The thought of uttering French words in front of Lucas made me sweat a little, but when the waiter came around, I managed to order the salad and even ask for some water. Lucas ordered the wine—at least that’s what I assumed all the rapid-fire French was about—and a Salad Niçoise also.

“See? Was that so hard?” he asked when we were alone again.

“I guess not,” I admitted, smoothing my napkin onto my lap. I knew he was right about learning to speak for myself, because even if I did stay, I couldn’t expect Lucas to spend all his time with me. This was probably just a one-day deal. A hollow pit formed in my stomach, and I realized how sad I would be if I didn’t see him again after today. When I looked up, I saw him watching me with a serious expression on his face.

“Mia, would—”

But he was interrupted by the waiter approaching with a pitcher of water and two glasses. Lucas poured water for us, and I waited for him to say whatever it was he’d been about to say, but he didn’t.

“You were going to ask me something?” I prompted.

He shook his head and took a drink of water. “No.”

“Yes, you were. Right before the water arrived. You said my name.”

His brow furrowed, and either he had a good poker face or he really hadn’t had anything of importance to say. “I don’t remember, I guess.”

My chest caved a little, and I picked up my water.

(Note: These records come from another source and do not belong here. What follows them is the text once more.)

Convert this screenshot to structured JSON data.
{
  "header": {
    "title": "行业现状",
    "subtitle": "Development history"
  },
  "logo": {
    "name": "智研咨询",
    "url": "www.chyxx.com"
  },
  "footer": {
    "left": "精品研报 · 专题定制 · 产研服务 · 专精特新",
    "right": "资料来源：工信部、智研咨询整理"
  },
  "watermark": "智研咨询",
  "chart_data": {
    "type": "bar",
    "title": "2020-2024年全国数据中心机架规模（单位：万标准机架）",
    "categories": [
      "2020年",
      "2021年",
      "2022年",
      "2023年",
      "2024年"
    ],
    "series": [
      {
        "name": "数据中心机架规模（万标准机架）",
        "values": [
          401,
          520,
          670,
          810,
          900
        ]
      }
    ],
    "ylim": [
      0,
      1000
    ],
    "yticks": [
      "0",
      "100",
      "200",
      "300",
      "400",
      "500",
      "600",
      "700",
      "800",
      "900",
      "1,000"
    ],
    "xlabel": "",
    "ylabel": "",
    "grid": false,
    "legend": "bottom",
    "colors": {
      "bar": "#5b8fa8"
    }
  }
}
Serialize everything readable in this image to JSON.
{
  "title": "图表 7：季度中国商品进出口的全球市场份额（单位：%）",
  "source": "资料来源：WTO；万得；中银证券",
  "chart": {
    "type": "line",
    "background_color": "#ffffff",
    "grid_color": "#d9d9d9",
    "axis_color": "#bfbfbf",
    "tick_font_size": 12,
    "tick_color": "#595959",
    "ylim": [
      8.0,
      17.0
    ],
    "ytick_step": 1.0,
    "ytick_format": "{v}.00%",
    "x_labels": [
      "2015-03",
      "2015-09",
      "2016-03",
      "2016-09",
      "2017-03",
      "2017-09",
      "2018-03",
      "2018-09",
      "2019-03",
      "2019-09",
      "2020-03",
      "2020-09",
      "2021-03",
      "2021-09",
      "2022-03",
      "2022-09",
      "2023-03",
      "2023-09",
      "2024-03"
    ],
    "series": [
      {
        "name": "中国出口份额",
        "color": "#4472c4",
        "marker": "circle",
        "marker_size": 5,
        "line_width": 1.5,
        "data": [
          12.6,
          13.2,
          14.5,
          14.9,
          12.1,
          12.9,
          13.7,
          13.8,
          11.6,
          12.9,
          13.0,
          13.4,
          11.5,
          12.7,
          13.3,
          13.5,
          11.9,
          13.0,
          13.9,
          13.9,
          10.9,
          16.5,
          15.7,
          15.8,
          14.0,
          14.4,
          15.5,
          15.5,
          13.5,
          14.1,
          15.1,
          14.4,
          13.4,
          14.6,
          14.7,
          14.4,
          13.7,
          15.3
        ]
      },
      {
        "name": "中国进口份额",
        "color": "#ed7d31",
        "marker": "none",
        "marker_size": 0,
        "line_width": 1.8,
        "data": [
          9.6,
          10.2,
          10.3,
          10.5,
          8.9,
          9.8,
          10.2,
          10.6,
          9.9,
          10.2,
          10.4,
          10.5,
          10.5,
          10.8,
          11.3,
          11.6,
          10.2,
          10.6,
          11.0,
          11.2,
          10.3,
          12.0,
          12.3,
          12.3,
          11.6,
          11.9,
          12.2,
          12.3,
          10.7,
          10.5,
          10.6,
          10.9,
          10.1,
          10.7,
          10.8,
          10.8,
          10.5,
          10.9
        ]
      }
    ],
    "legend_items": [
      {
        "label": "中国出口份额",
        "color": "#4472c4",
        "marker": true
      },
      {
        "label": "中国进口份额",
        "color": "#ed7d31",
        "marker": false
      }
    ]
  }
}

What is this? Why am I getting weird and mopey about Lucas? Last night I hadn’t even liked him that much. So my first impression of him had been off, so what? I found him attractive in spite of the scruff, big deal. So beyond the smartass mouth was a curious mind and a romantic soul, whatever. I hadn’t come here to meet a man; I’d come here to forget one. Straightening up in my seat, I vowed to quit allowing serious thoughts to get in the way of a good time.

Our wine arrived, and I watched as the waiter poured the ruby-colored liquid into glasses. My insides got quivery with excitement the way they always do when I’m anticipating a really good glass of wine. I must have bounced a little in my chair or something because Lucas laughed. “Excited?”

“Totally. Can I drink it now or do I have to let it sit for a while so oxygen wafts around above it or something?” I waved a hand in the air over my glass.

“No, you can drink it now.”

“Good.” I picked up my glass and breathed in the aroma as if I knew what I was doing. “So you know about wine?”

“A little. My family has a small vineyard in Provence.”

I lowered the glass. “Are you serious?”

“Yes. In fact, this wine is very similar to one we make. Try it.”